Loyola Marymount Lions
- Position: Power forward
- Conference: West Coast Conference

Personal information
- Born: June 27, 2003 (age 23) Fishers, Indiana, U.S.
- Listed height: 6 ft 11 in (2.11 m)
- Listed weight: 235 lb (107 kg)

Career information
- High school: Tolton (Columbia, Missouri)
- College: Pepperdine (2022–2024); Loyola Marymount (2024–2025); Missouri (2025–2026); Loyola Marymount (2026–present);
- NBA draft: 2026: undrafted

= Jevon Porter =

American basketball player (born 2003)

Jevon Porter (born June 27, 2003) is an American college basketball player for the Loyola Marymount Lions of the West Coast Conference (WCC).

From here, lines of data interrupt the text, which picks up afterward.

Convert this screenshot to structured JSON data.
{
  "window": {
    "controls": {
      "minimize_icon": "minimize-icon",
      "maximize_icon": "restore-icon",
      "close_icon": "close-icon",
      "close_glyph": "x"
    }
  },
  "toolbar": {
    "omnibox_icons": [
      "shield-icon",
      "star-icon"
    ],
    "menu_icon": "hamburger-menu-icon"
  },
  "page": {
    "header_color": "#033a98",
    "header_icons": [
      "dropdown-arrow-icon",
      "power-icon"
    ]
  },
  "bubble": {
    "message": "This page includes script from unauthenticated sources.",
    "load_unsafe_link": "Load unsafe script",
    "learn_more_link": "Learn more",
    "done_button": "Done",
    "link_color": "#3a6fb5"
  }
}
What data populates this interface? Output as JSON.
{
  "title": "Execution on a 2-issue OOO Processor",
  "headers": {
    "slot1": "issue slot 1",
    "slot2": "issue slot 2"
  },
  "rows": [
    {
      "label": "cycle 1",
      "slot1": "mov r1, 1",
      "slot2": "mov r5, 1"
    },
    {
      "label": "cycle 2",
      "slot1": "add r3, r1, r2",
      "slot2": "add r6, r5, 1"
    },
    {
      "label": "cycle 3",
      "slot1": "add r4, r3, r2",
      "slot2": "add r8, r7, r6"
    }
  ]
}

He previously played for the Pepperdine Waves and Missouri Tigers.

==Early life==
Porter attended Tolton High School. He was rated as a three-star recruit and committed to play college basketball for the Pepperdine Waves.

==College career==
=== Pepperdine ===
On February 9, 2023, Porter notched a 30-point double-double in a win over BYU. He finished his freshman season with averages of 12.1 points and 7.2 rebounds per game, earning West Coast Conference all-freshman honors. In 2023–24, Porter averaged a career-high 16.2 points and 5.9 rebounds per game. After the season, he entered his name into the NCAA transfer portal.

=== Loyola Marymount ===
Porter transferred to play for the Loyola Marymount Lions. On November 27, 2024, he notched 29 points, seven rebounds, and four blocks in a win over Wyoming. During the 2024–25 season, Porter averaged 12.5 points, 7.2 rebounds and 1.9 assists per game. After the season, he entered his name into the NCAA transfer portal.

=== Missouri ===
Porter transferred to play for the Missouri Tigers.

==Personal life==
Porter is the brother of former Missouri and NBA Champion Michael Porter Jr. and former NBA player Jontay Porter. Two of his sisters, Bri, and Cierra also played for the Missouri women's team. His other brother, Coban played at Denver before being sentenced to six years in prison for a drunk-driving crash that killed a woman in Colorado.

On May 1, 2024, he was arrested for suspicion of DWI in Missouri.